今時の若い女は、そういうもので男の愛情を確かめようとするのに。彼女ときたら、少しの興味もないらしい。
俺に金がないのは、まあ置いておくとして……、見廻組の砲撃隊副長として毎日を過ごす彼女は、考える暇すらないかもしれない。

鉄砲玉みたいに、いつも忙しなく走り回る彼女は、男の俺よりたくましくて、いつも一生懸命だ。一方俺は、大して人に誇れる仕事をしている訳でもなし、気が回る訳でもなし、彼女の為に、何も特別なことをしてやれなかった気がする。

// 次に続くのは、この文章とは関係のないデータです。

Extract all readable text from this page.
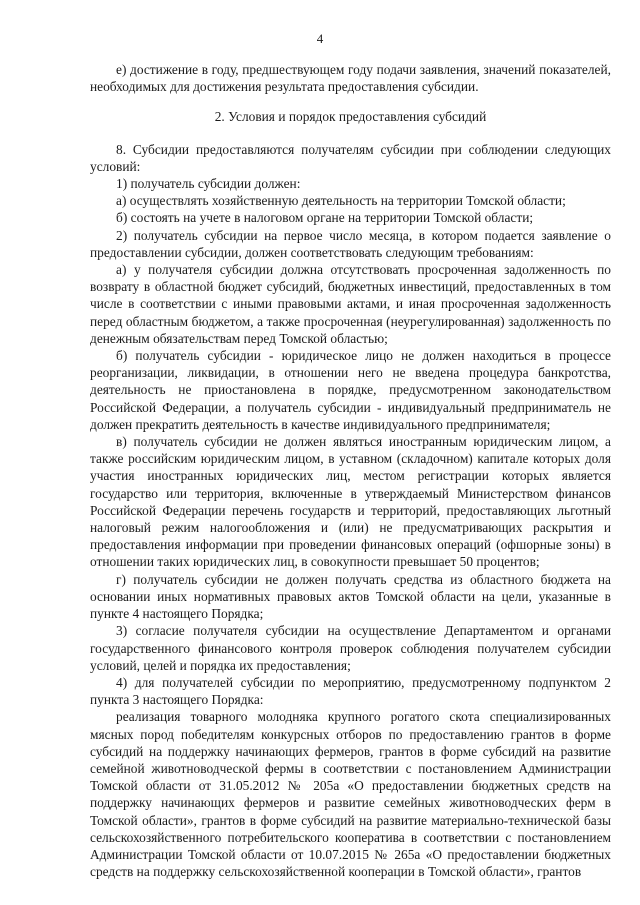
4

е) достижение в году, предшествующем году подачи заявления, значений показателей, необходимых для достижения результата предоставления субсидии.

2. Условия и порядок предоставления субсидий

8. Субсидии предоставляются получателям субсидии при соблюдении следующих условий:

1) получатель субсидии должен:

а) осуществлять хозяйственную деятельность на территории Томской области;

б) состоять на учете в налоговом органе на территории Томской области;

2) получатель субсидии на первое число месяца, в котором подается заявление о предоставлении субсидии, должен соответствовать следующим требованиям:

а) у получателя субсидии должна отсутствовать просроченная задолженность по возврату в областной бюджет субсидий, бюджетных инвестиций, предоставленных в том числе в соответствии с иными правовыми актами, и иная просроченная задолженность перед областным бюджетом, а также просроченная (неурегулированная) задолженность по денежным обязательствам перед Томской областью;

б) получатель субсидии - юридическое лицо не должен находиться в процессе реорганизации, ликвидации, в отношении него не введена процедура банкротства, деятельность не приостановлена в порядке, предусмотренном законодательством Российской Федерации, а получатель субсидии - индивидуальный предприниматель не должен прекратить деятельность в качестве индивидуального предпринимателя;

в) получатель субсидии не должен являться иностранным юридическим лицом, а также российским юридическим лицом, в уставном (складочном) капитале которых доля участия иностранных юридических лиц, местом регистрации которых является государство или территория, включенные в утверждаемый Министерством финансов Российской Федерации перечень государств и территорий, предоставляющих льготный налоговый режим налогообложения и (или) не предусматривающих раскрытия и предоставления информации при проведении финансовых операций (офшорные зоны) в отношении таких юридических лиц, в совокупности превышает 50 процентов;

г) получатель субсидии не должен получать средства из областного бюджета на основании иных нормативных правовых актов Томской области на цели, указанные в пункте 4 настоящего Порядка;

3) согласие получателя субсидии на осуществление Департаментом и органами государственного финансового контроля проверок соблюдения получателем субсидии условий, целей и порядка их предоставления;

4) для получателей субсидии по мероприятию, предусмотренному подпунктом 2 пункта 3 настоящего Порядка:

реализация товарного молодняка крупного рогатого скота специализированных мясных пород победителям конкурсных отборов по предоставлению грантов в форме субсидий на поддержку начинающих фермеров, грантов в форме субсидий на развитие семейной животноводческой фермы в соответствии с постановлением Администрации Томской области от 31.05.2012 № 205а «О предоставлении бюджетных средств на поддержку начинающих фермеров и развитие семейных животноводческих ферм в Томской области», грантов в форме субсидий на развитие материально-технической базы сельскохозяйственного потребительского кооператива в соответствии с постановлением Администрации Томской области от 10.07.2015 № 265а «О предоставлении бюджетных средств на поддержку сельскохозяйственной кооперации в Томской области», грантов
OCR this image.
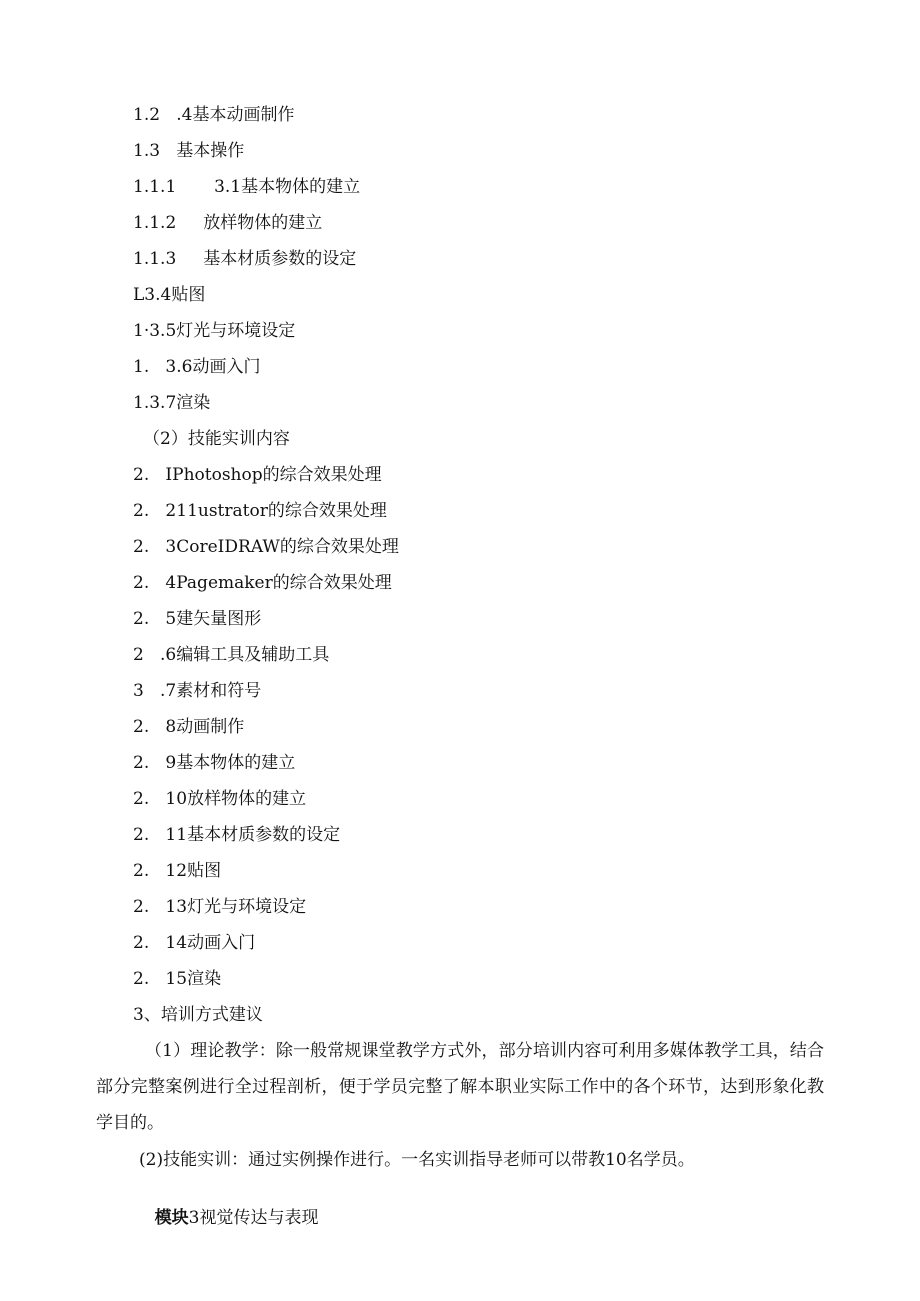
1.2   .4基本动画制作
1.3   基本操作
1.1.1       3.1基本物体的建立
1.1.2     放样物体的建立
1.1.3     基本材质参数的设定
L3.4贴图
1·3.5灯光与环境设定
1.   3.6动画入门
1.3.7渲染
（2）技能实训内容
2.   IPhotoshop的综合效果处理
2.   211ustrator的综合效果处理
2.   3CoreIDRAW的综合效果处理
2.   4Pagemaker的综合效果处理
2.   5建矢量图形
2   .6编辑工具及辅助工具
3   .7素材和符号
2.   8动画制作
2.   9基本物体的建立
2.   10放样物体的建立
2.   11基本材质参数的设定
2.   12贴图
2.   13灯光与环境设定
2.   14动画入门
2.   15渲染
3、培训方式建议
（1）理论教学：除一般常规课堂教学方式外，部分培训内容可利用多媒体教学工具，结合部分完整案例进行全过程剖析，便于学员完整了解本职业实际工作中的各个环节，达到形象化教学目的。
(2)技能实训：通过实例操作进行。一名实训指导老师可以带教10名学员。

模块3视觉传达与表现
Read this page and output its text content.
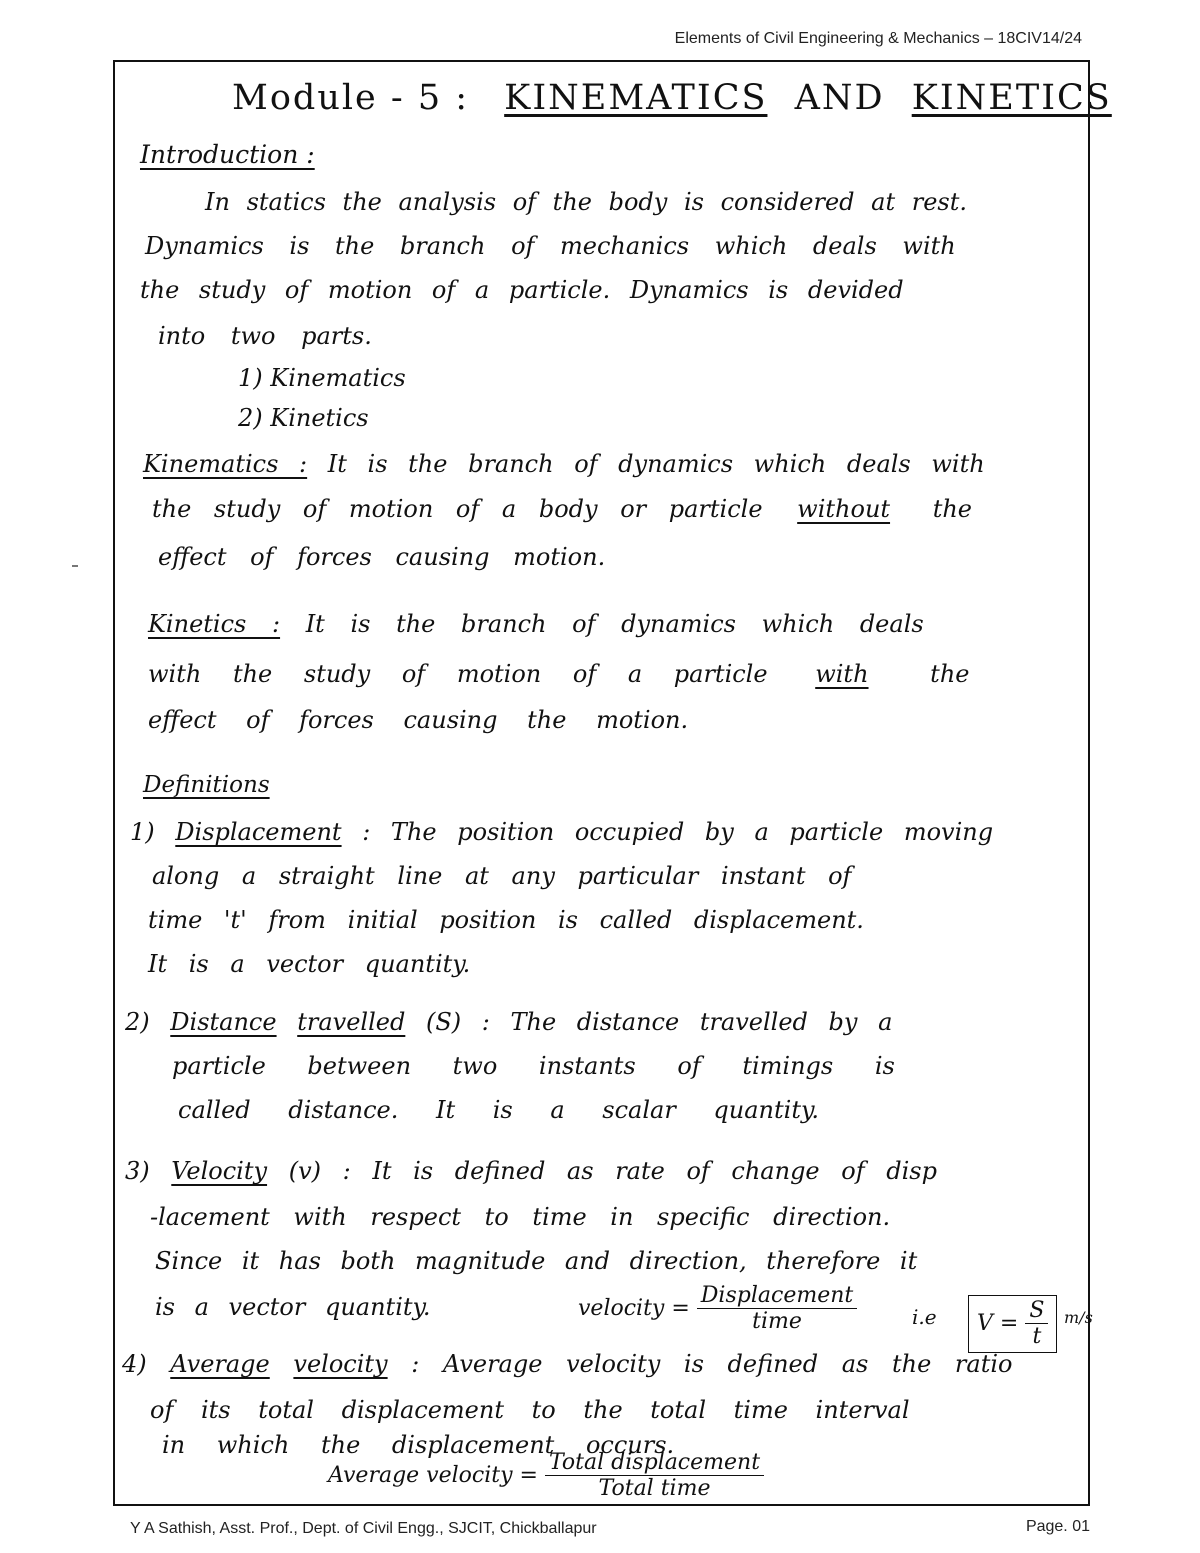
Elements of Civil Engineering & Mechanics – 18CIV14/24
Module - 5 : KINEMATICS AND KINETICS
Introduction :
In statics the analysis of the body is considered at rest.
Dynamics is the branch of mechanics which deals with
the study of motion of a particle. Dynamics is devided
into two parts.
1) Kinematics
2) Kinetics
Kinematics : It is the branch of dynamics which deals with
the study of motion of a body or particle without the
effect of forces causing motion.
Kinetics : It is the branch of dynamics which deals
with the study of motion of a particle with	the
effect of forces causing the motion.
Definitions
1) Displacement : The position occupied by a particle moving
along a straight line at any particular instant of
time 't' from initial position is called displacement.
It is a vector quantity.
2) Distance travelled (S) : The distance travelled by a
particle between two instants of timings is
called distance. It is a scalar quantity.
3) Velocity (v) : It is defined as rate of change of disp
-lacement with respect to time in specific direction.
Since it has both magnitude and direction, therefore it
is a vector quantity.	velocity = $\frac{\text{Displacement}}{\text{time}}$	i.e	$V = \frac{S}{t} m/s$
4) Average velocity : Average velocity is defined as the ratio
of its total displacement to the total time interval
in which the displacement occurs.
Average velocity = $\frac{\text{Total displacement}}{\text{Total time}}$
Y A Sathish, Asst. Prof., Dept. of Civil Engg., SJCIT, Chickballapur	Page. 01
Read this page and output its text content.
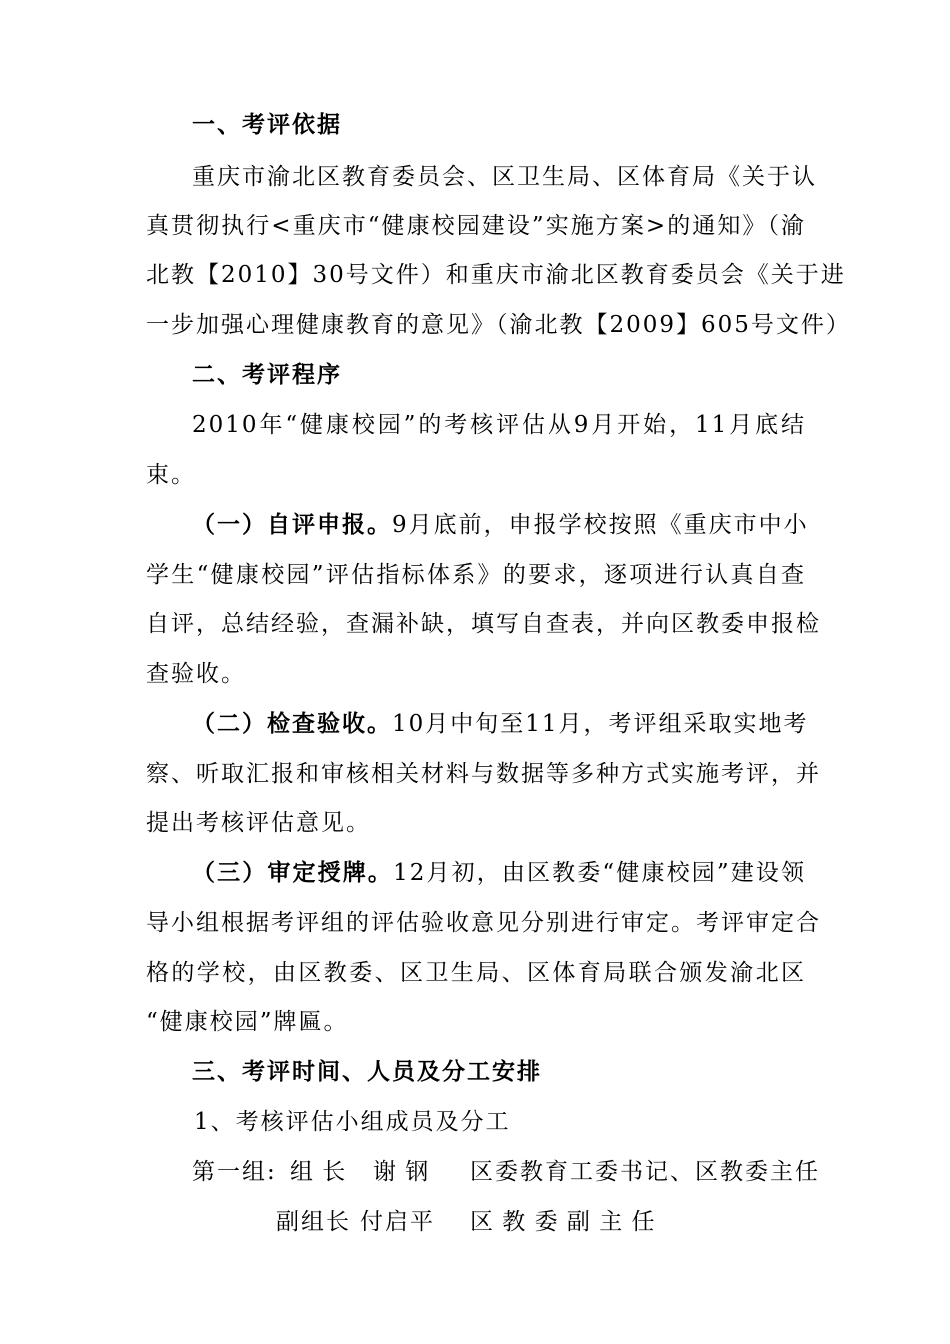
一、考评依据
重庆市渝北区教育委员会、区卫生局、区体育局《关于认
真贯彻执行<重庆市“健康校园建设”实施方案>的通知》（渝
北教【2010】30号文件）和重庆市渝北区教育委员会《关于进
一步加强心理健康教育的意见》（渝北教【2009】605号文件）
二、考评程序
2010年“健康校园”的考核评估从9月开始，11月底结
束。
（一）自评申报。9月底前，申报学校按照《重庆市中小
学生“健康校园”评估指标体系》的要求，逐项进行认真自查
自评，总结经验，查漏补缺，填写自查表，并向区教委申报检
查验收。
（二）检查验收。10月中旬至11月，考评组采取实地考
察、听取汇报和审核相关材料与数据等多种方式实施考评，并
提出考核评估意见。
（三）审定授牌。12月初，由区教委“健康校园”建设领
导小组根据考评组的评估验收意见分别进行审定。考评审定合
格的学校，由区教委、区卫生局、区体育局联合颁发渝北区
“健康校园”牌匾。
三、考评时间、人员及分工安排
1、考核评估小组成员及分工
第一组: 组 长 谢 钢 区委教育工委书记、区教委主任
副组长 付启平 区 教 委 副 主 任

ただ、彼女が笑うときや、泣くとき、その気持ちを少しでも分かち合いたいと思う。彼女が笑う、その笑顔が一瞬でも続くように、側で見守っていたいと思う。

まるで空気のように、当たり前に。
ずっと一緒にいたいと思う。


仲間を……大切なものを護る。先生との約束を、俺は色んなものを背負いながら護ってきたつもりでいる。
そして千晶の笑顔も、彼女への想いも、変わらずに護り続けてきた。

彼女と初めて逢ってから、もうすぐ十年が経つ。
変わらないこの思いを、たまには、言葉にして伝えるのもいいかもしれない。